Jetzt kann es nur noch eine gute Europameisterschaft für Deutschland werden. Die Generalprobe ist gründlich daneben gegangen. So wie schon vor der WM 2006, als die DFB-Elf gegen Italien verlor (1:4). Und wie vor der WM 2010, als es eine Niederlage gegen Argentinien (0:1) gab. Was folgte, waren großartige Turniere der DFB-Teams mit jeweils Platz drei als Ergebnis.
Mit der 1:2 (0:1)-Niederlage gegen die Franzosen am Mittwochabend hat sich die Mannschaft von Bundestrainer Joachim Löw in diese Serie eingereiht. Entsprechend ruhig war die Gemütslage bei Offiziellen und Spielern nach dem Spiel in Bremen, von Panikstimmung keine Spur. Es war die erste Länderspielpleite nach zuvor zehn ungeschlagenen Partien der Nationalmannschaft.
Mittelfeldspieler Toni Kroos fand es "nicht besonders dramatisch, dass wir verloren haben". Offensivmann André Schürrle, der Sekunden vor der Halbzeit mit einer Nasenverletzung ausgewechselt werden musste, stellte fest, man solle "die Niederlage nicht überbewerten". Und Verteidiger Mats Hummels sah gar den Vorteil, dass die Mannschaft "jetzt wieder geerdet" sei: "Wenn wir hier 3:0 gewonnen hätten, hätte doch jeder gesagt, dass wir Europameister werden müssen." Das sagte nach der Partie niemand. Im Gegenteil: Schon nach 28 Spielminuten trauten sich die ersten Zuschauer im Weserstadion zu pfeifen.

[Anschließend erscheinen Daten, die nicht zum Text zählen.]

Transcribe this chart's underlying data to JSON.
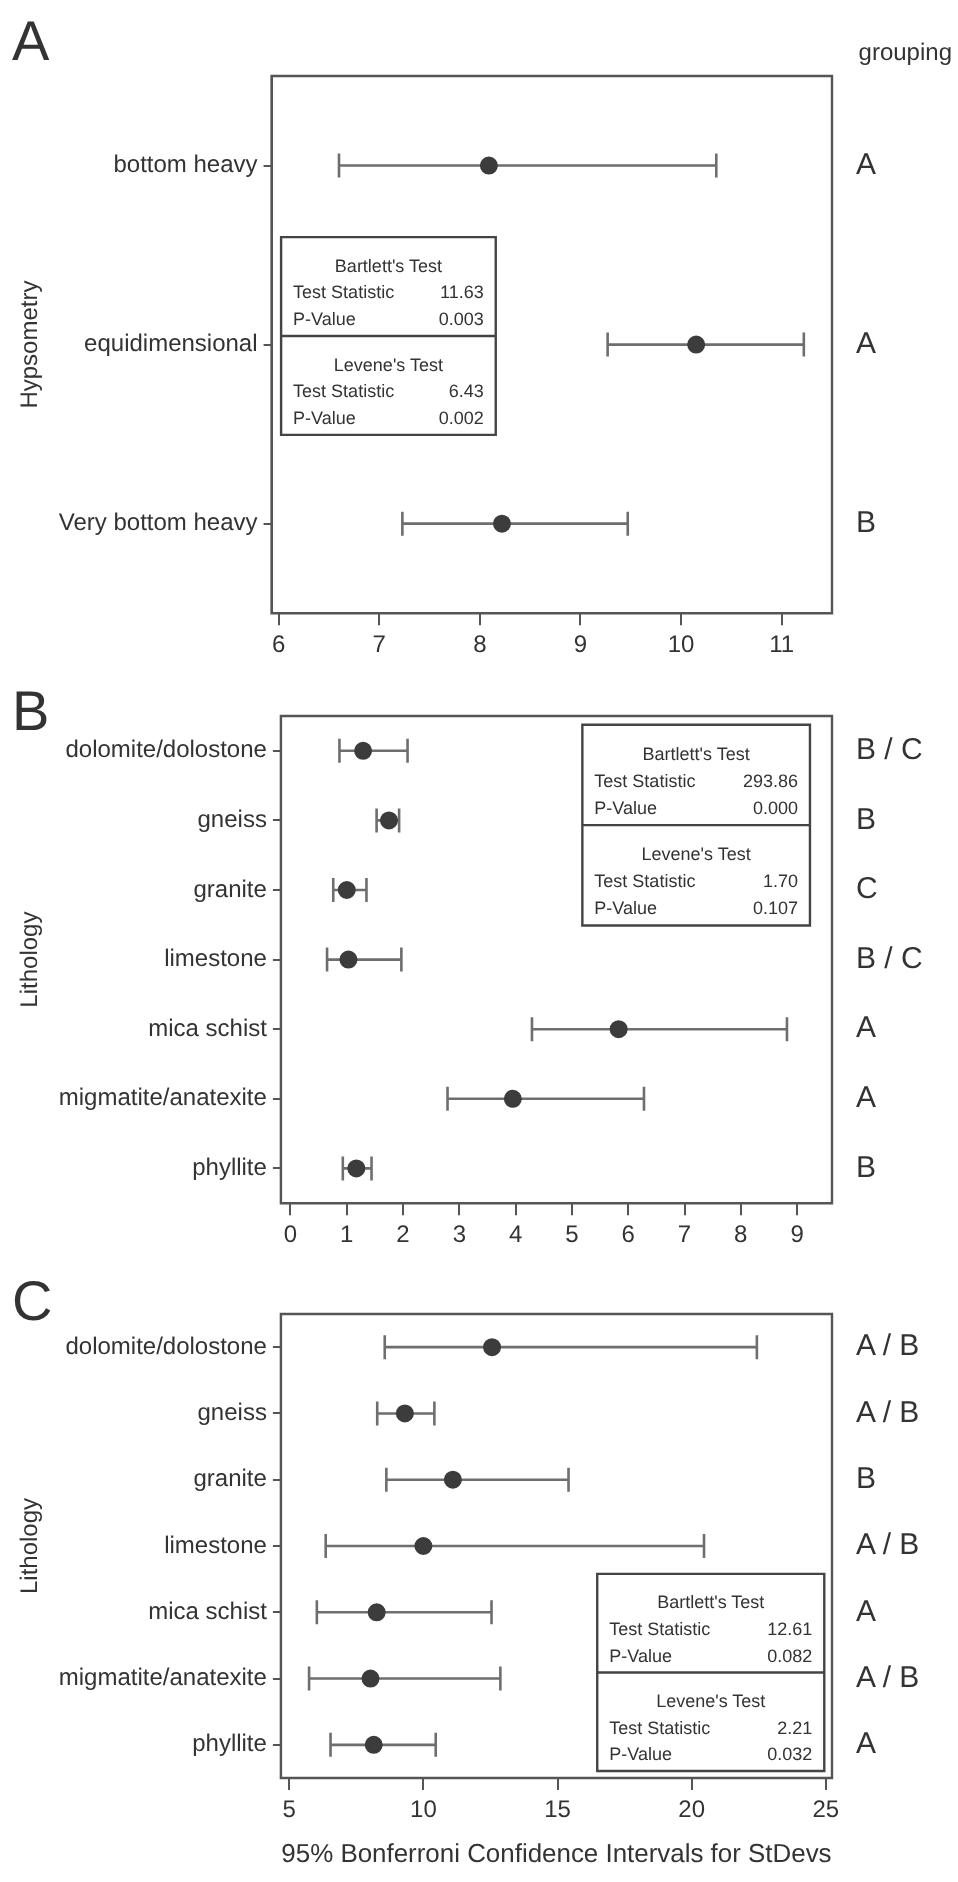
{
  "chart_data": [
    {
      "type": "scatter",
      "orientation": "horizontal",
      "ylabel": "Hypsometry",
      "categories": [
        "bottom heavy",
        "equidimensional",
        "Very bottom heavy"
      ],
      "values": [
        8.09,
        10.15,
        8.22
      ],
      "errors": [
        [
          6.6,
          10.35
        ],
        [
          9.27,
          11.22
        ],
        [
          7.23,
          9.47
        ]
      ],
      "color": "#3c3c3c",
      "xlim": [
        5.93,
        11.5
      ],
      "xticks": [
        6,
        7,
        8,
        9,
        10,
        11
      ],
      "marker": "circle",
      "annotations": [
        "A",
        "grouping",
        "Bartlett's Test",
        "Test Statistic 11.63",
        "P-Value 0.003",
        "Levene's Test",
        "Test Statistic 6.43",
        "P-Value 0.002",
        "A",
        "A",
        "B"
      ]
    },
    {
      "type": "scatter",
      "orientation": "horizontal",
      "ylabel": "Lithology",
      "categories": [
        "dolomite/dolostone",
        "gneiss",
        "granite",
        "limestone",
        "mica schist",
        "migmatite/anatexite",
        "phyllite"
      ],
      "values": [
        1.29,
        1.75,
        1.0,
        1.03,
        5.83,
        3.95,
        1.17
      ],
      "errors": [
        [
          0.87,
          2.08
        ],
        [
          1.53,
          1.93
        ],
        [
          0.76,
          1.35
        ],
        [
          0.65,
          1.97
        ],
        [
          4.29,
          8.82
        ],
        [
          2.79,
          6.28
        ],
        [
          0.93,
          1.44
        ]
      ],
      "color": "#3c3c3c",
      "xlim": [
        -0.17,
        9.62
      ],
      "xticks": [
        0,
        1,
        2,
        3,
        4,
        5,
        6,
        7,
        8,
        9
      ],
      "marker": "circle",
      "annotations": [
        "B",
        "Bartlett's Test",
        "Test Statistic 293.86",
        "P-Value 0.000",
        "Levene's Test",
        "Test Statistic 1.70",
        "P-Value 0.107",
        "B / C",
        "B",
        "C",
        "B / C",
        "A",
        "A",
        "B"
      ]
    },
    {
      "type": "scatter",
      "orientation": "horizontal",
      "ylabel": "Lithology",
      "xlabel": "95% Bonferroni Confidence Intervals for StDevs",
      "categories": [
        "dolomite/dolostone",
        "gneiss",
        "granite",
        "limestone",
        "mica schist",
        "migmatite/anatexite",
        "phyllite"
      ],
      "values": [
        12.56,
        9.31,
        11.1,
        10.0,
        8.26,
        8.03,
        8.15
      ],
      "errors": [
        [
          8.56,
          22.43
        ],
        [
          8.28,
          10.41
        ],
        [
          8.62,
          15.41
        ],
        [
          6.36,
          20.46
        ],
        [
          6.03,
          12.54
        ],
        [
          5.74,
          12.87
        ],
        [
          6.54,
          10.46
        ]
      ],
      "color": "#3c3c3c",
      "xlim": [
        4.69,
        25.23
      ],
      "xticks": [
        5,
        10,
        15,
        20,
        25
      ],
      "marker": "circle",
      "annotations": [
        "C",
        "Bartlett's Test",
        "Test Statistic 12.61",
        "P-Value 0.082",
        "Levene's Test",
        "Test Statistic 2.21",
        "P-Value 0.032",
        "A / B",
        "A / B",
        "B",
        "A / B",
        "A",
        "A / B",
        "A"
      ]
    }
  ]
}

Löw hatte ohnehin schon vorgebaut, als er in den vergangenen Tagen immer wieder betont hatte, dass "man die EM-Vorbereitung nicht von einem einzelnen Ergebnis abhängig machen" werde. So blieb der Bundestrainer auch nach dem Spiel bei seiner Linie: "Der Plan für die EM steht, ganz egal, ob wir hier verloren haben oder gewonnen hätten."
Vom Gewinnen war sein Team zuvor allerdings weit entfernt gewesen. Die Niederlage war vollkommen verdient. Auf der einen Seite wirkten die Franzosen ball- und kombinationssicherer, auf der anderen Seite agierte eine deutsche Abwehr, die dem Bundestrainer bei aller demonstrativen Gelassenheit doch Sorge bereiten muss.
Beim ersten Gegentor nach 21 Minuten hatten die Innenverteidiger Hummels und Holger Badstuber dem französischen Stürmer Olivier Giroud großzügig die Abwehrzentrale überlassen, damit der in Ruhe am chancenlosen Torwart Tim Wiese vorbei einschieben konnte. Außenverteidiger Dennis Aogo, der sich mehr schlecht als recht mühte, den verletzten Kapitän Philipp Lahm zu ersetzen, war zuvor mit einem einfachen Trick ins Leere geschickt worden.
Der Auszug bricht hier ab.